The third largest global economy is taking reckless steps to jumpstart its languishing economy.
Specifically, Japanese Prime Minister Shinzo Abe is taking unprecedented monetary action in an effort to reduce the value of the yen.
The near-term effects may be positive for the weak Japanese economy. But the global economic impact could be disastrous for Asia … and the rest of the world.
Japan has just kicked off a dangerous regional currency war, and there is no end in sight. Even investors here in the U.S. must take note, because the global economic impact could be severe.
Recently, the G20 warily approved Japan’s new economic plan.
The plan calls for the country to double its monetary base … and then continue to pump more money into the system until the country reaches an inflation rate of at least 2%.

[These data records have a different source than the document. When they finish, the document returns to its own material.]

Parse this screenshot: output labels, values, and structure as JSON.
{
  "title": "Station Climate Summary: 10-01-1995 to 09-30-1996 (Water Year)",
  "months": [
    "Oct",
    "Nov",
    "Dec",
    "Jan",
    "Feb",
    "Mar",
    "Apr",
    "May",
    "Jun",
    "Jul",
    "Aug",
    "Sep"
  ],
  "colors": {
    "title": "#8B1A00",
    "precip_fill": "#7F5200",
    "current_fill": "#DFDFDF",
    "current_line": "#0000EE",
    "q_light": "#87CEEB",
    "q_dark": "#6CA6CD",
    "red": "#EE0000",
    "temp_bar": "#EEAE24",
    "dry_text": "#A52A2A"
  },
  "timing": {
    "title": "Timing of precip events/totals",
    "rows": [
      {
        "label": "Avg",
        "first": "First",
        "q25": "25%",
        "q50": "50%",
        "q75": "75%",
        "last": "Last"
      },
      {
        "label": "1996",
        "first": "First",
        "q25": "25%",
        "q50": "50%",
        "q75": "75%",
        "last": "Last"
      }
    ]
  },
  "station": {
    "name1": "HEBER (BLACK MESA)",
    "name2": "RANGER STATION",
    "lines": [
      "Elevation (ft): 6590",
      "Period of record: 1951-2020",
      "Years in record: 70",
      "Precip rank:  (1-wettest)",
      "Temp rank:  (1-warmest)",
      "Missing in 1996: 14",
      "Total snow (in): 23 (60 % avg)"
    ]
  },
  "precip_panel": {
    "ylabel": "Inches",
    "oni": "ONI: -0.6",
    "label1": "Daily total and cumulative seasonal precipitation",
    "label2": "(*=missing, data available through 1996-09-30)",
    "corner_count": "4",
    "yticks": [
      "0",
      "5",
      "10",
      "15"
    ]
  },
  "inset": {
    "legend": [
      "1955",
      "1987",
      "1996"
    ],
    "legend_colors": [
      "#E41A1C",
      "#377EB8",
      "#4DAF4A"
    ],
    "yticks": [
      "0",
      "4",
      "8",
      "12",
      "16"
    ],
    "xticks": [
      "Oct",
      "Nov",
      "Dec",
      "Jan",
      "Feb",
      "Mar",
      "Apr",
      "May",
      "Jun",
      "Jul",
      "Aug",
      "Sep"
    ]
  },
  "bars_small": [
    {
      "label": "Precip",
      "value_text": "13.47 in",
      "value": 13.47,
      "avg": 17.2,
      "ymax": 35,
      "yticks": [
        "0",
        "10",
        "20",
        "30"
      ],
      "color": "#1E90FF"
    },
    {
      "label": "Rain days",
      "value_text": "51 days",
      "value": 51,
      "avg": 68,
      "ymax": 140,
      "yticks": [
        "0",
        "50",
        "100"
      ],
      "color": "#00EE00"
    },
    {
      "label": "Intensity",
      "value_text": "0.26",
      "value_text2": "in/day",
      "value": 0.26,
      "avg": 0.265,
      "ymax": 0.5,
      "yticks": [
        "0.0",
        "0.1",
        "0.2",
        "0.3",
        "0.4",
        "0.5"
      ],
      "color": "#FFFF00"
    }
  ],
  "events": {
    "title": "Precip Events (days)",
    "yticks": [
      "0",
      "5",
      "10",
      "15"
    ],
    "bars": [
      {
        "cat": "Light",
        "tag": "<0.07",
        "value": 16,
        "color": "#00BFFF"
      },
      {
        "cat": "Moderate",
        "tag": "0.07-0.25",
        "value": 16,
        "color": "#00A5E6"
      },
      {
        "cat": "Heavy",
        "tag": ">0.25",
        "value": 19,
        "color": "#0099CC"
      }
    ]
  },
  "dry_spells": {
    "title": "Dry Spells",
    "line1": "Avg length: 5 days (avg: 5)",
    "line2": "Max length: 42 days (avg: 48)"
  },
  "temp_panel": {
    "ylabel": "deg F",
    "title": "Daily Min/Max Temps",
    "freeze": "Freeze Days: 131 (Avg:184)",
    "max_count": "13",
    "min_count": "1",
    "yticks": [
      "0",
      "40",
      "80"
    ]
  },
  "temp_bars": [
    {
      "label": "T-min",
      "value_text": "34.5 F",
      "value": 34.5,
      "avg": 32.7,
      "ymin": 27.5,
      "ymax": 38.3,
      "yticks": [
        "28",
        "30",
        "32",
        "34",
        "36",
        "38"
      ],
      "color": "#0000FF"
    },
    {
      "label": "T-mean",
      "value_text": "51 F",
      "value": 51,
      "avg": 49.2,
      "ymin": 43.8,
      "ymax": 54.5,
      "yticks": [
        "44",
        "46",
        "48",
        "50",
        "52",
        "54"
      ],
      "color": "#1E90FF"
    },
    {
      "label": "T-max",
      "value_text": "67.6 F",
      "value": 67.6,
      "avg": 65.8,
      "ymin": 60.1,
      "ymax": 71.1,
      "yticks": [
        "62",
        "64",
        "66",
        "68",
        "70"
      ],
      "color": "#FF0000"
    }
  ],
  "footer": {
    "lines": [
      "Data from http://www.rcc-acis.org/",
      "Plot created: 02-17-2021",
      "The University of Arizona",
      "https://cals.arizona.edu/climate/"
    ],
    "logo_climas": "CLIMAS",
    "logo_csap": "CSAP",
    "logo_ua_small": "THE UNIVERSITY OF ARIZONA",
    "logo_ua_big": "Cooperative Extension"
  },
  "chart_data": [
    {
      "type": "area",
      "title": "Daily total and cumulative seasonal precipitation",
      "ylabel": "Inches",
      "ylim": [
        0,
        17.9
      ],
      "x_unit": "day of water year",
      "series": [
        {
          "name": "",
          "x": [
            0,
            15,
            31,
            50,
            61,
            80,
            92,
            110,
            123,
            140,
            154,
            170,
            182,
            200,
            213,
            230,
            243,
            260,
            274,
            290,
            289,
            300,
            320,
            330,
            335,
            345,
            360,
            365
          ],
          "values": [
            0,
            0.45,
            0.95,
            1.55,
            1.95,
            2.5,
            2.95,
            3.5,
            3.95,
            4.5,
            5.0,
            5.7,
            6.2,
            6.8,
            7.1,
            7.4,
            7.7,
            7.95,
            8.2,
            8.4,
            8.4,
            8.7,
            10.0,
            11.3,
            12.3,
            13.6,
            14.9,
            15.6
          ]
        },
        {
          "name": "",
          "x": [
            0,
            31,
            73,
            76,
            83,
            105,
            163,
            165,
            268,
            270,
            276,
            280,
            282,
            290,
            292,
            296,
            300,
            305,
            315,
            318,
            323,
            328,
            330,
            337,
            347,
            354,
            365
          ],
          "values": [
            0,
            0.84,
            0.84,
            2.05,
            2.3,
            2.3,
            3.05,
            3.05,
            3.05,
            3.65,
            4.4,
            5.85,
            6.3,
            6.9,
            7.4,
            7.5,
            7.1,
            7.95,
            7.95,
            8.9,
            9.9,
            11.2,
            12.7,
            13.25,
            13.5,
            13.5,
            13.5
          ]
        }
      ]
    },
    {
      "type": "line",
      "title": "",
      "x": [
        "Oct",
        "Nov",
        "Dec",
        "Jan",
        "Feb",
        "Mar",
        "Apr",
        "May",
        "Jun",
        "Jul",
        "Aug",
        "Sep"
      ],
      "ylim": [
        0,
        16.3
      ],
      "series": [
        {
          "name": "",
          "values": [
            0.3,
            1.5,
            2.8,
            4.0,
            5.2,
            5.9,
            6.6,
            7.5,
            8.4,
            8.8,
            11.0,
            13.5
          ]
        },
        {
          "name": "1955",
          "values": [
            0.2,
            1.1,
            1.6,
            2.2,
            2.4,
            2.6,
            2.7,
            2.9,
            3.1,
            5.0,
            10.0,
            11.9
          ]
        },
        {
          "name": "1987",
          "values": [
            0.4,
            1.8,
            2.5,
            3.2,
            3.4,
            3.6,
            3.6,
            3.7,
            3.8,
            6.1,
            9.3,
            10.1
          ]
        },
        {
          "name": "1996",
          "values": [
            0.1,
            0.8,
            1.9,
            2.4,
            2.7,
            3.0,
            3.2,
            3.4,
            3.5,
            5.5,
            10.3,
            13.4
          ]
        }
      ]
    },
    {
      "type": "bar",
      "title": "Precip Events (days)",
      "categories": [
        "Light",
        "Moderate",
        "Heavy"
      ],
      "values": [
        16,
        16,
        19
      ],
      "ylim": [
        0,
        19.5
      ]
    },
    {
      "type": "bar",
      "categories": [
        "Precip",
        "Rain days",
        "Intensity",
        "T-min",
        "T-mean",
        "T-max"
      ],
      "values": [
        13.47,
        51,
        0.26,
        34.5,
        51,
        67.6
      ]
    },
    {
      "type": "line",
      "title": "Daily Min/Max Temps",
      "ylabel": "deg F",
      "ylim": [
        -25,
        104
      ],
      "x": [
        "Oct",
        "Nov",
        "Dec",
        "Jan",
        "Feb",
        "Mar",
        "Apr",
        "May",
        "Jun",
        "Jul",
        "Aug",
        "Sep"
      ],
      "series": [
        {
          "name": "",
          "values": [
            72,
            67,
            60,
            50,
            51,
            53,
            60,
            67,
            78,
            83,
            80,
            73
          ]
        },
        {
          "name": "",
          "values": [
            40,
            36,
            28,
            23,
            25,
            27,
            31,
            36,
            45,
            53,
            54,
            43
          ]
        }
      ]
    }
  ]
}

Taken in a vacuum, this move is understandable. Japan has suffered through two decades of economic doldrums. While there are many reasons for the malaise, the chief culprit is Japan’s deflation that has persisted since the 1990s.
With deflation, goods cost less tomorrow than they do today – so no one spends anything. As a result, economic activity grinds to a halt.
So in that context, Japan’s actions make a lot of sense. The yen has been too strong for a long time now – and the only way Japan can get out of its 20-year rut is to force the yen lower.
But this presents a few major problems.
The first problem is that Japan has a staggering amount of debt – well over 200% of GDP. As inflation increases, bond yields will rise to keep pace. And when bond yields go up, Japan will have to pay higher and higher interest on its debt.
In other words, within a few short years, Japan’s economy will be choked by interest payments alone. And don’t even think about the country managing to pay off the principle!
This might sound bad enough.
But the second problem is actually much worse.
There have been several currency skirmishes since the financial crisis of 2008. The Euro has yo-yoed … China gets accused of currency manipulation every year or so…and America has raised eyebrows and whitened knuckles with each new round of quantitative easing.
But this is different. Japan’s monetary plan dwarfs all the quantitative easing the U.S. has done since the financial crisis … by an order of magnitude!
Consider this … by 2015, Japan’s monetary base will have ballooned to almost 50% of GDP.
By comparison, after all the quantitative easing in the U.S., America’s monetary base is still less than 20% of GDP. The Eurozone’s base– even with all the bailouts of all the underwater countries – has grown to only about 15% of GDP.
I’ve just never seen this much money flood a developed nation before.
And this, more than anything else, could be the opening salvo of a new currency war. While the G20 approved Japan’s plan, numerous members are privately concerned that this is an aggressive move to devalue the yen above all else … and may need a response in kind.
In short, there’s no upside to this move for an investor. This latest wave of monetary easing highlights the considerable risks in government issued debt.
I’ll continue to monitor this unfolding story in Japan, and plan to keep you abreast of the latest news. There are many new downside risks, and you’d be wise to avoid the mess of government debt altogether.